The story is told in the first person by a woman named Offred, considered a criminal for trying to escape to Canada with a forged passport with her husband and five-year-old daughter; she is also considered an adulterer for being married to a divorced man. Her marriage was forcibly dissolved, and her daughter was taken from her. Instead of being sentenced under the Republic of Gilead's draconian criminal justice system, Offred accepted training to become a "Handmaid" at the Rachel and Leah Centre, an alternative only available to fertile women: environmental pollution and radiation have drastically affected fertility, and she is one of the few remaining women who can conceive. She has been assigned to produce children for the "Commanders", the ruling class of men, and is made a Handmaid, a role based on the biblical story of Rachel and her handmaid Bilhah. Handmaids are called by a patronymic constructed “of” + the first name of the head of their households; their names change as they change households.

Women are classed socially, their rank indicated by the color and design of their clothing. From highest to lowest, the Commanders' Wives are clad in sky blue, their unmarried daughters in white, the Handmaids in red with obvious large white bonnets, the Aunts (who train and indoctrinate the Handmaids) in brown, the Marthas (cooks and maids, possibly unmarried sterile women past child-bearing years) in green, Econowives (the wives of lower-ranking men who handle everything in the domestic sphere) in blue, red and green stripes, and widows in black.

Offred details her life, starting with her third assignment as a Handmaid to a Commander.
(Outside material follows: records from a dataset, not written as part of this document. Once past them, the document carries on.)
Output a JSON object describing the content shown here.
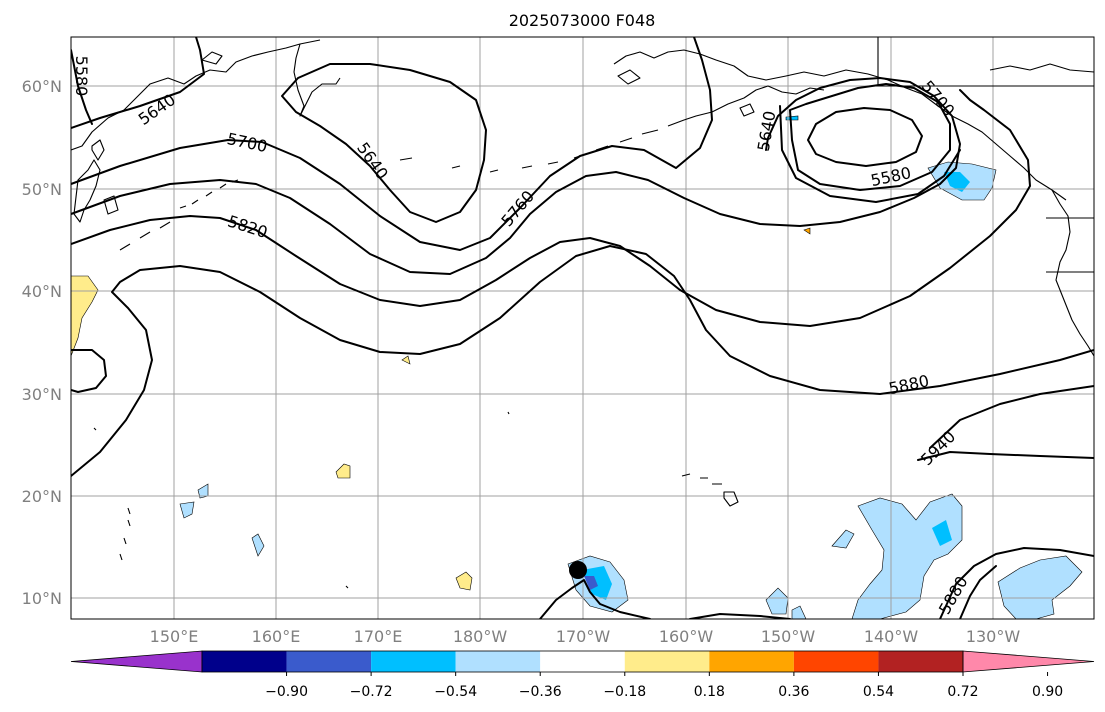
{
  "title": "2025073000 F048",
  "lat_labels": [
    "60°N",
    "50°N",
    "40°N",
    "30°N",
    "20°N",
    "10°N"
  ],
  "lon_labels": [
    "150°E",
    "160°E",
    "170°E",
    "180°W",
    "170°W",
    "160°W",
    "150°W",
    "140°W",
    "130°W"
  ],
  "contour_labels": [
    "5580",
    "5640",
    "5700",
    "5820",
    "5640",
    "5760",
    "5640",
    "5580",
    "5700",
    "5880",
    "5940",
    "5880"
  ],
  "colorbar": {
    "colors": [
      "#9932cc",
      "#00008b",
      "#3a5bcc",
      "#00bfff",
      "#b0e0ff",
      "#ffffff",
      "#ffec8b",
      "#ffa500",
      "#ff4500",
      "#b22222",
      "#ff88aa"
    ],
    "tick_labels": [
      "−0.90",
      "−0.72",
      "−0.54",
      "−0.36",
      "−0.18",
      "0.18",
      "0.36",
      "0.54",
      "0.72",
      "0.90"
    ]
  },
  "colors": {
    "contour": "#000000",
    "grid": "#a0a0a0",
    "tick_label": "#808080",
    "cyclone_marker": "#000000"
  }
}
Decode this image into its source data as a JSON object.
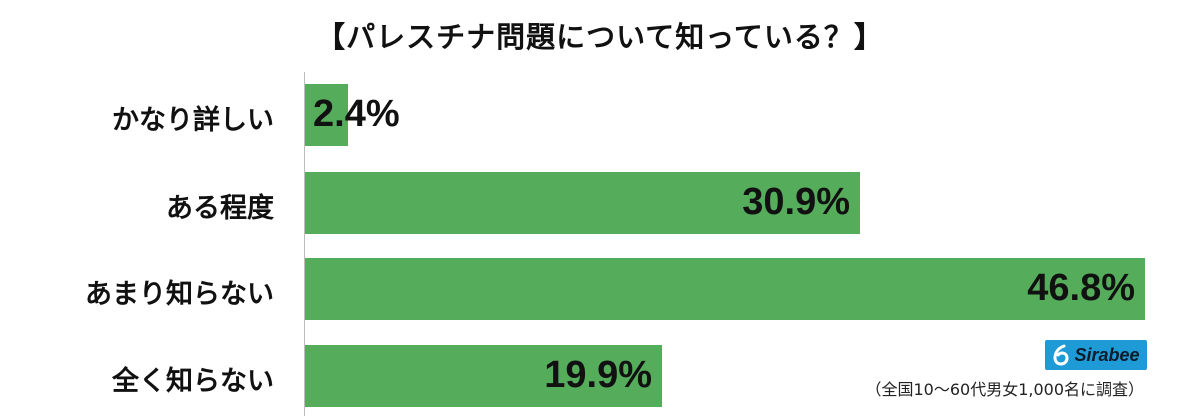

Interspersed between the narrative of her present-day experiences are flashbacks of her life before and during the beginning of the revolution, including her failed escape, indoctrination by the Aunts, and her friend Moira's escape from the indoctrination facility. At her new home, she is treated poorly by the Commander's wife, Serena Joy, a former Christian media personality who supported women's domesticity and subordinate role well before Gilead was established.